Le nouveau Premier ministre britannique, Andy Burnham, a tenu sa première réunion du cabinet, annonçant aux ministres qu’il exposerait ses plans « dans les prochains jours » et promettant de révéler comment son gouvernement financerait toute réduction d’impôts.
Andy Burnham a tenu sa première réunion de cabinet en tant que Premier ministre britannique, profitant de sa première journée complète au pouvoir pour dévoiler une réduction des taxes sur l’énergie visant à alléger la pression sur les finances des ménages tout en introduisant un cabinet remanié qui signale un changement clair dans la direction du parti travailliste.
Le nouveau Premier ministre a annoncé que la taxe sur la valeur ajoutée (TVA) sur les factures d’électricité nationales serait supprimée à partir du 1er octobre, permettant ainsi au ménage moyen d’économiser environ 45 £ (52,73 €) par an. Cette mesure devrait coûter au gouvernement environ 850 millions de livres sterling (996 millions d’euros) pour l’exercice en cours, selon l’AFP.
« Nous prenons des mesures immédiates pour réduire les impôts sur les factures d’énergie, mettre plus d’argent dans les poches des gens et redonner espoir », a déclaré Burnham.

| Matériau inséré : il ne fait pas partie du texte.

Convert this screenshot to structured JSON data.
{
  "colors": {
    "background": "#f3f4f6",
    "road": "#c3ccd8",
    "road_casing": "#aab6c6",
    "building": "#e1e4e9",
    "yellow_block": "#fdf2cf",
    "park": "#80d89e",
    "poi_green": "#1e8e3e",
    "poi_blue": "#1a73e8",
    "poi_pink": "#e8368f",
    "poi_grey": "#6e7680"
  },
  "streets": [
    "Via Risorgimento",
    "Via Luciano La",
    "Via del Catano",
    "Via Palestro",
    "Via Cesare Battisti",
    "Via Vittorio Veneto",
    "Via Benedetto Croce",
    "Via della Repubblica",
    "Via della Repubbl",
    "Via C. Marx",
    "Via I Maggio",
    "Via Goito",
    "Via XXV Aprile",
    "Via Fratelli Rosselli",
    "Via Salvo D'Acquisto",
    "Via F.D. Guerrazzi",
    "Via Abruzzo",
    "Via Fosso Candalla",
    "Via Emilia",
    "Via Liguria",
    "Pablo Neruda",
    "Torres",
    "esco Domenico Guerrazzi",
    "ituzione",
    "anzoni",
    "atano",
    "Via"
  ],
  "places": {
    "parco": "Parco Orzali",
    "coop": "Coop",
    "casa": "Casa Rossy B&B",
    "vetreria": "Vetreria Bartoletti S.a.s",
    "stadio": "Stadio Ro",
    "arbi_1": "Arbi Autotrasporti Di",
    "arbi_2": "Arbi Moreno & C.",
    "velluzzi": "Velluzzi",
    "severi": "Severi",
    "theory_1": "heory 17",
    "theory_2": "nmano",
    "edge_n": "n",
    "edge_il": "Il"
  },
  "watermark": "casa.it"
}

Le gouvernement a déclaré que la réduction d’impôts serait financée par l’abandon du système d’identification numérique proposé par l’administration précédente, qui, selon lui, aurait coûté 1,8 milliard de livres sterling aux contribuables.
Cependant, Darren Jones, ancien conseiller de Keir Starmer, a contesté cette affirmation, arguant que le programme d’identification n’était « pas financé » et a appelé les ministres à expliquer comment ils couvriraient la perte de recettes fiscales lors du budget d’automne.
Remaniement ministériel
Burnham a réuni les ministres pour la première réunion du cabinet à Downing Street après avoir remplacé Starmer lundi, après avoir été installé comme chef à la suite d’une révolte de certains députés travaillistes.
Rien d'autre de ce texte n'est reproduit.